Low-price museums: Average price for museums/attractions is $6.00, with many being free. We decided against the city card pass in Lisbon. That said, it does offer free entrance to main attractions and museums as well as free trams and lifts, but the daily pass price just was not worth it to us for this particular city and our style of travelling. We like walking, got on the tram only once, and the museum prices are so low, it would have been more expensive for us to purchase the card, plus how many museums can you visit in a day?
Enjoy $3-dollar breakfasts everyday: Stop at one of the many Portuguese padarias (bakeries) or pastelarias (confectionaries) and order um cafe (oong kaFEY), which in Lisbon would be um bica (oong beekuh) and in Porto um cimbalinho (oong simbalEENyo), and then add an exquisite pastel de nata (egg tart pastry) or any of their amazing pastries for that matter! This should keep you full for at least a couple of hours while you sightsee and wait for lunch time, all for under $3 bucks.
Dinners and lunches for under $10: You can cheaply eat your way through Portugal by avoiding main dishes and simply ordering the cheaper petiscos, smaller platters similar to the Spanish tapas. Another way to eat great food on the cheap is to stay clear of the main squares and tourist areas and pick small local restaurantes where owners double as cooks and waiters (most have fixed menus for under $10, a pitcher of wine included) and out-of the-way cervejarias (like the outstanding Cervejaria Ramiro in Lisbon with seafood like you’ve never had it before).
Tips are not expected: You can skip them altogether or just leave whatever pocket change you have—but do leave a little more if the service was outstanding.
You can have a great fado experience on the cheap: Booking a fado experience in Lisbon can be pricy and have a touristy feeling. You are usually required to book an expensive early 8-9 o’clock dinner and then continue ordering food/drinks well into the night before the good fado singers perform, but the good fado singers won’t come out until well after 10:00/11:00pm.

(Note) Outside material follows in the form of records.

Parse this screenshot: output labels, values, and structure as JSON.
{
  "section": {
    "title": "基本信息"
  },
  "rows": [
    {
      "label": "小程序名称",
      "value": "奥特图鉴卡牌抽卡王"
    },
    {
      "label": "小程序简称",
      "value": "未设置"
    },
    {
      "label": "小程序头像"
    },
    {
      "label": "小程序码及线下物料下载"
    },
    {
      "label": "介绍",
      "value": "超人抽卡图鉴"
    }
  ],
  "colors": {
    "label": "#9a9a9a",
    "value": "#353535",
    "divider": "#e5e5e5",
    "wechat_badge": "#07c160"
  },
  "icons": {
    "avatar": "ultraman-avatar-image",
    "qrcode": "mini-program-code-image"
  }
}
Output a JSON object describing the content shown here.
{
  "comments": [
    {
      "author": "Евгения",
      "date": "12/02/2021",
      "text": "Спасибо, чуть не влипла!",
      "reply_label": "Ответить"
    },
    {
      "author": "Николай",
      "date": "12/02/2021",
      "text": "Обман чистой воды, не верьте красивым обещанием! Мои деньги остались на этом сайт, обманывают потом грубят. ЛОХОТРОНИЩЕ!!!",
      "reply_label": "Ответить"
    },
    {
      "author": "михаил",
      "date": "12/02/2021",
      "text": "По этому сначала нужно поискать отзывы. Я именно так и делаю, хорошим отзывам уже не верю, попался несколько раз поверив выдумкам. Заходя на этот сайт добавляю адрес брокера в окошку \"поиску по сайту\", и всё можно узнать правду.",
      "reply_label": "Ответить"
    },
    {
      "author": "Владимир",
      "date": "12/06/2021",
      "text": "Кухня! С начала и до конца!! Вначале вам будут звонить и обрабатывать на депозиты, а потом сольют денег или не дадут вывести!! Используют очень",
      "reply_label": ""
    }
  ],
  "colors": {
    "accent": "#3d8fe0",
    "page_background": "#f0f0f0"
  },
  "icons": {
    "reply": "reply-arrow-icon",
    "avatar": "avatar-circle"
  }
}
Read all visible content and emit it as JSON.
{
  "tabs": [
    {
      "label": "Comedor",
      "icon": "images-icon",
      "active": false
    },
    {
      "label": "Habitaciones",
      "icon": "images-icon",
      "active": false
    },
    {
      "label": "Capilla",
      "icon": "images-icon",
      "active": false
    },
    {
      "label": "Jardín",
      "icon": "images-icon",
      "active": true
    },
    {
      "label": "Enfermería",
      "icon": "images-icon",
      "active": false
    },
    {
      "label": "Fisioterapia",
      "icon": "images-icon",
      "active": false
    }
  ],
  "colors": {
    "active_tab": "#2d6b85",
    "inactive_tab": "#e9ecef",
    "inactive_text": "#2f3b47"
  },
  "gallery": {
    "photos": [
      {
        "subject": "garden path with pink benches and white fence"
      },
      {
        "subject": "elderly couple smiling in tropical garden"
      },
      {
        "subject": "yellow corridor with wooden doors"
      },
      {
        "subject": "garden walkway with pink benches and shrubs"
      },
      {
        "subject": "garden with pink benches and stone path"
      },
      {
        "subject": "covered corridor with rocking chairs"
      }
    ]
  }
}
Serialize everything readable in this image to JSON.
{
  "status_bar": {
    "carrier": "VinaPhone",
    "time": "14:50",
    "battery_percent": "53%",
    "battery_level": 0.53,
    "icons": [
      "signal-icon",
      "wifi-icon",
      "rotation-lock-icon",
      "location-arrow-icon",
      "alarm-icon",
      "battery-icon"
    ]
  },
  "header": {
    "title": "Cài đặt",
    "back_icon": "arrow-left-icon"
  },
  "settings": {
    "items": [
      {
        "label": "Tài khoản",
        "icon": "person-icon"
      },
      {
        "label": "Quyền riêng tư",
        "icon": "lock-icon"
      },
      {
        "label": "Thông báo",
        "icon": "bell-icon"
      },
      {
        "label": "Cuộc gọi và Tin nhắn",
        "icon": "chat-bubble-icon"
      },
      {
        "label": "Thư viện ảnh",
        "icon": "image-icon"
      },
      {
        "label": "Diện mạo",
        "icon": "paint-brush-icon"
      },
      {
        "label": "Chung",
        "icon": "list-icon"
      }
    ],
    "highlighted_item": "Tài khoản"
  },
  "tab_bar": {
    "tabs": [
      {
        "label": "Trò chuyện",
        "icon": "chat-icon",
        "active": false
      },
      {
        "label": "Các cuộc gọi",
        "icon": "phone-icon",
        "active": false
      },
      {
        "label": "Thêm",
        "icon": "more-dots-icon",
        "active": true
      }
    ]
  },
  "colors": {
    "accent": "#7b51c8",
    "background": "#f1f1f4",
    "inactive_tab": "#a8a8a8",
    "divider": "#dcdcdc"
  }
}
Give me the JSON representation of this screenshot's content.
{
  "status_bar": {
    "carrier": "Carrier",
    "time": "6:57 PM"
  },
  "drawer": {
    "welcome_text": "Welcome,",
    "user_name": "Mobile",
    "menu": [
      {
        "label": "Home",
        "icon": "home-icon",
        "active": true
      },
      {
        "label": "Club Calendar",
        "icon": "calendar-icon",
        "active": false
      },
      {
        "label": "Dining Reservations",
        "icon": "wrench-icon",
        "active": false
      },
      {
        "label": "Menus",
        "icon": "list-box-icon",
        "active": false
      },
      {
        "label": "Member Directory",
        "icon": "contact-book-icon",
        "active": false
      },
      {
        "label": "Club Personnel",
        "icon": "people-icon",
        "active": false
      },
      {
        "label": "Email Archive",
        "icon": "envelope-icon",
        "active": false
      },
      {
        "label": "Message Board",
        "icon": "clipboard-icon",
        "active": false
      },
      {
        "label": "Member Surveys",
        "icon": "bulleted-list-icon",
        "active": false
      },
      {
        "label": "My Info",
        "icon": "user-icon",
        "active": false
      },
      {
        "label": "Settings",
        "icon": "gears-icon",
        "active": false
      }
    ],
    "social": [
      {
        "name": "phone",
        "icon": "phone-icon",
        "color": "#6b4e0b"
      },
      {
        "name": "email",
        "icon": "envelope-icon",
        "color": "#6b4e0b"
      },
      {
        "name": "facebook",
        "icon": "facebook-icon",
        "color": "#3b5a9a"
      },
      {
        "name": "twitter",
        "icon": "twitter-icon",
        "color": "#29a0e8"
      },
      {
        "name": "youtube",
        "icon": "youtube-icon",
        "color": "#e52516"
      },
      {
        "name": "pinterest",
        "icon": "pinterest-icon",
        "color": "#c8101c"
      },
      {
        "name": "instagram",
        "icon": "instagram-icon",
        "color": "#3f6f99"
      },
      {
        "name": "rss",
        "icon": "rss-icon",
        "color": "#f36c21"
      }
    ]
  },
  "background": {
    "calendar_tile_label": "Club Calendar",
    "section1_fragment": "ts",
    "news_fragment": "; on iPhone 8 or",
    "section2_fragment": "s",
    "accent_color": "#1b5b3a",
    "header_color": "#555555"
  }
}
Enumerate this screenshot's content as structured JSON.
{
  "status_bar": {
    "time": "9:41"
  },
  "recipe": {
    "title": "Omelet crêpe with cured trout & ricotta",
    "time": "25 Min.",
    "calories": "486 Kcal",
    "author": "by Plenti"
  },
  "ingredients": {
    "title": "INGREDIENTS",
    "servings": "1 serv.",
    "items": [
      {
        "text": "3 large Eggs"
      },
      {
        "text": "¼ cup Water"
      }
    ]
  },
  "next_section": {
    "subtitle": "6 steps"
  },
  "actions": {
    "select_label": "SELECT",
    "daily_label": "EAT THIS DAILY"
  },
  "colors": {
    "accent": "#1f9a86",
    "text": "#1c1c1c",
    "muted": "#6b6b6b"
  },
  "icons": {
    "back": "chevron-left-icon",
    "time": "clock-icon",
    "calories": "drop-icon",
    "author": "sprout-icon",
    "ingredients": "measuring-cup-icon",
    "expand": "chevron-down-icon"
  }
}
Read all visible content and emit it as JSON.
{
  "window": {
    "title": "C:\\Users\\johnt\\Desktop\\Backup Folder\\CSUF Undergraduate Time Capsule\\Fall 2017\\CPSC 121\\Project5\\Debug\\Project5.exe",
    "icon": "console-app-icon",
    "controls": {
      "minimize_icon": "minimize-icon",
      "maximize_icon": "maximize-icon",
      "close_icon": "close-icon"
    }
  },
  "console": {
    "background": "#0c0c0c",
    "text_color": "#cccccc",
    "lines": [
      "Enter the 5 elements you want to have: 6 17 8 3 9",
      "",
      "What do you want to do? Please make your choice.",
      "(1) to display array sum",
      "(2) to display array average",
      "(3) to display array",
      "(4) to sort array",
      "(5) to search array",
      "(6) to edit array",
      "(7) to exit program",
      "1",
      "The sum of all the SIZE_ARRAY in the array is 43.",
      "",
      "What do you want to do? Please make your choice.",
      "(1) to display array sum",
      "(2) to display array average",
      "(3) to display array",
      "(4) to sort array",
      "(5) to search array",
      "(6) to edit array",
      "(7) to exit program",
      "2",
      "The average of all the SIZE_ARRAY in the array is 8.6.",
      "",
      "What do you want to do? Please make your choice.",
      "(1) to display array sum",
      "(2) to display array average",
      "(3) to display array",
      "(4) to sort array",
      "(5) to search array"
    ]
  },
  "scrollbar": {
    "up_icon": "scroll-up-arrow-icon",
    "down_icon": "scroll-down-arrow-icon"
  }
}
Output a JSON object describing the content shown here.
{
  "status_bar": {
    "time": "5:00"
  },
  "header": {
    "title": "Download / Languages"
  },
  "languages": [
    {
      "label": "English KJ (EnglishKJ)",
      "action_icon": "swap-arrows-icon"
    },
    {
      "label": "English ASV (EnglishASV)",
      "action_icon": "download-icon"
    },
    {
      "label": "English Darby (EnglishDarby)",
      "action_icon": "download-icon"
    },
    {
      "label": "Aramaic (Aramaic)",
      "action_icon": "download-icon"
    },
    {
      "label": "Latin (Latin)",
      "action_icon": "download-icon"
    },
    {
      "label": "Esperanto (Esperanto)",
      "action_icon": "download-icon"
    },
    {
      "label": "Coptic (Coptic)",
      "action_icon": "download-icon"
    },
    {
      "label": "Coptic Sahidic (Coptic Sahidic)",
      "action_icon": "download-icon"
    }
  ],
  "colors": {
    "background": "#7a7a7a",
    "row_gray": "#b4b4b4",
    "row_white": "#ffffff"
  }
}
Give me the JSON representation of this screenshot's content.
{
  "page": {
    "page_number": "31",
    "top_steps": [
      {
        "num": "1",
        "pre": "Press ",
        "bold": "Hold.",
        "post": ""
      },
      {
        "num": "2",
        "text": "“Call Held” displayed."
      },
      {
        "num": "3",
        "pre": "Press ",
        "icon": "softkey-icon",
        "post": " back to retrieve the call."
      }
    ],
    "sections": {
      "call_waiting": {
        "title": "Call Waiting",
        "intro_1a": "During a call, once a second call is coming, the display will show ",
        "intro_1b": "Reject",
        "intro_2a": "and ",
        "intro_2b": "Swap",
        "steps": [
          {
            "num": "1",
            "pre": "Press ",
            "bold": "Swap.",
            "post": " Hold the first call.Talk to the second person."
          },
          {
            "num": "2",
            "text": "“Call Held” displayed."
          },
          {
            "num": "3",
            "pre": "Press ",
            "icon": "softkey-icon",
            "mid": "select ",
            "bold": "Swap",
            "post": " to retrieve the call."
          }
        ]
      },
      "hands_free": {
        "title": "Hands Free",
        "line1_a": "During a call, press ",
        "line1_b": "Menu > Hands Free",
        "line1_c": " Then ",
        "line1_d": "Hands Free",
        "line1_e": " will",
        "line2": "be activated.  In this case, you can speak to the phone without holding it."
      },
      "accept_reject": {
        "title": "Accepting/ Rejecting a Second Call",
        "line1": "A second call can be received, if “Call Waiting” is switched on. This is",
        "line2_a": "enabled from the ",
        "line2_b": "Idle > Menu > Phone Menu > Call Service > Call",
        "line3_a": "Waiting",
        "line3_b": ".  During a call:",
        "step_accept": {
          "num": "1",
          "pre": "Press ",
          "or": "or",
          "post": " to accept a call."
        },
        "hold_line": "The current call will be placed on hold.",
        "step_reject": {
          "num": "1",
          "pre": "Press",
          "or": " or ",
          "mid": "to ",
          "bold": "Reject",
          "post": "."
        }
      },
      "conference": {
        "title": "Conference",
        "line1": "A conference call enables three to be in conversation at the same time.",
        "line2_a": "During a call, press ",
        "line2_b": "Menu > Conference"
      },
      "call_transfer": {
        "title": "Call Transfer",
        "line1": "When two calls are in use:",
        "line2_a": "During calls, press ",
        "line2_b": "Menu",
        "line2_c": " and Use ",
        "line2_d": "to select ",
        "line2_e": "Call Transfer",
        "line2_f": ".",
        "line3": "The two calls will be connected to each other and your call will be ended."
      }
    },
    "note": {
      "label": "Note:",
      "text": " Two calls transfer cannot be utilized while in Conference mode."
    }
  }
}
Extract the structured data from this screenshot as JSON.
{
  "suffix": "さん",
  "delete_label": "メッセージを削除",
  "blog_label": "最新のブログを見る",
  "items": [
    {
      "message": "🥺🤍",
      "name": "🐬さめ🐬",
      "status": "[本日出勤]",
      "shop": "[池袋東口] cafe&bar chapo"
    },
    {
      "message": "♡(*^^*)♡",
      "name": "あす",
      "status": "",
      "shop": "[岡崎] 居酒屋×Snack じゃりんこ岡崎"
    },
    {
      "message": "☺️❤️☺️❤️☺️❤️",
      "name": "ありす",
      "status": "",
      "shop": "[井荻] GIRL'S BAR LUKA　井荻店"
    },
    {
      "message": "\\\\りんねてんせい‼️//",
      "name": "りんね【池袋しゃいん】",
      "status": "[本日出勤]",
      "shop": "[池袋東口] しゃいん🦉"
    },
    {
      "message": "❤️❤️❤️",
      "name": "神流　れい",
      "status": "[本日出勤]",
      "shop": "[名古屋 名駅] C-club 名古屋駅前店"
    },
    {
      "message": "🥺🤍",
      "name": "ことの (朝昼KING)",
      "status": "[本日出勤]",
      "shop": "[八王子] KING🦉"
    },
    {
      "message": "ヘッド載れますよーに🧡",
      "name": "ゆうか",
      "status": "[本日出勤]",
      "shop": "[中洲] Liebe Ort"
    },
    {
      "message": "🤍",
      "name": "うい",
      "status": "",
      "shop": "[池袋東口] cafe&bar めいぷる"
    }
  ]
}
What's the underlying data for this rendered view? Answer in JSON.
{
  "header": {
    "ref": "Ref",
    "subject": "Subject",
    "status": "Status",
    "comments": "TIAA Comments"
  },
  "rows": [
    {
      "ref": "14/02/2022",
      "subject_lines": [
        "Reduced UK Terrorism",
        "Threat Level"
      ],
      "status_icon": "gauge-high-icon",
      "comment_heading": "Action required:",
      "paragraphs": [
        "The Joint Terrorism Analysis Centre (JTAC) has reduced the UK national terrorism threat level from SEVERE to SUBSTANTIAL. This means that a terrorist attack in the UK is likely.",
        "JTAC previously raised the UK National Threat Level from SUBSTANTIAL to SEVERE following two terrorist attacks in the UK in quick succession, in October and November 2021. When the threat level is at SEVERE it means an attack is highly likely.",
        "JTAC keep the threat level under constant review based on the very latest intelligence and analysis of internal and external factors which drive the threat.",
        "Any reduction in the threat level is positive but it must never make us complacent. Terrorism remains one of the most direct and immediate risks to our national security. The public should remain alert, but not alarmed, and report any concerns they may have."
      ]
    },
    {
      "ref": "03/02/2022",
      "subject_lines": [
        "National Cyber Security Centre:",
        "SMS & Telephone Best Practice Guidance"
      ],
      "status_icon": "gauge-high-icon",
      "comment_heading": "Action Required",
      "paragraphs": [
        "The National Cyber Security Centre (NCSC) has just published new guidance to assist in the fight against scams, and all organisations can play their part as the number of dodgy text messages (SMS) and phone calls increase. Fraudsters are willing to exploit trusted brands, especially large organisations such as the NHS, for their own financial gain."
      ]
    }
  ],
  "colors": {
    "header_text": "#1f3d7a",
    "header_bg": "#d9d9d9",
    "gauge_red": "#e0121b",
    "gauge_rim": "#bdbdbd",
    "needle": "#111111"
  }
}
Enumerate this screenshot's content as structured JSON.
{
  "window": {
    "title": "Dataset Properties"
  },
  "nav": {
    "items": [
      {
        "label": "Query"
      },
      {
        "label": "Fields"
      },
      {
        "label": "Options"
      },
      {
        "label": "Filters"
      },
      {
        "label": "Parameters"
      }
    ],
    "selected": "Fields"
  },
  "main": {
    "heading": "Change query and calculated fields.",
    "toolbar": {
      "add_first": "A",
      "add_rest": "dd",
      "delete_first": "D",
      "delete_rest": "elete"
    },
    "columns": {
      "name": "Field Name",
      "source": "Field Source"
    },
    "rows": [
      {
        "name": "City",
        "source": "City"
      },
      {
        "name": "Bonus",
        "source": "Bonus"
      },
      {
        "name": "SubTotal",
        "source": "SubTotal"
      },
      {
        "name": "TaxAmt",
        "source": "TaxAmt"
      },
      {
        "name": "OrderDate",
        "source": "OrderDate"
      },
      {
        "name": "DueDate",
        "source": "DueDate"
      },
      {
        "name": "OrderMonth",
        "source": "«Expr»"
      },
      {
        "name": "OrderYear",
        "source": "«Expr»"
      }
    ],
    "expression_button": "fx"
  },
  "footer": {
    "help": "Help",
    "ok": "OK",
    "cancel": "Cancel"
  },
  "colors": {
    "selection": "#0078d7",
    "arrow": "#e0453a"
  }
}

Instead, walk the streets o Alfama at night and listen to the fado singers as you pass by. Decide on a place and then show up late, at around 11pm and ask if you can get in to have a drink. Because the show is almost over, they will most likely let you in for the price of a beer or a pitcher of wine and you can enjoy a little fado for a good hour or more.
Beyond these two cities, Portugal has so much more to offer, from sandy beaches to medieval villages, steep mountains and arid plains, and as one of the most affordable countries in Europe, we will be coming back for more.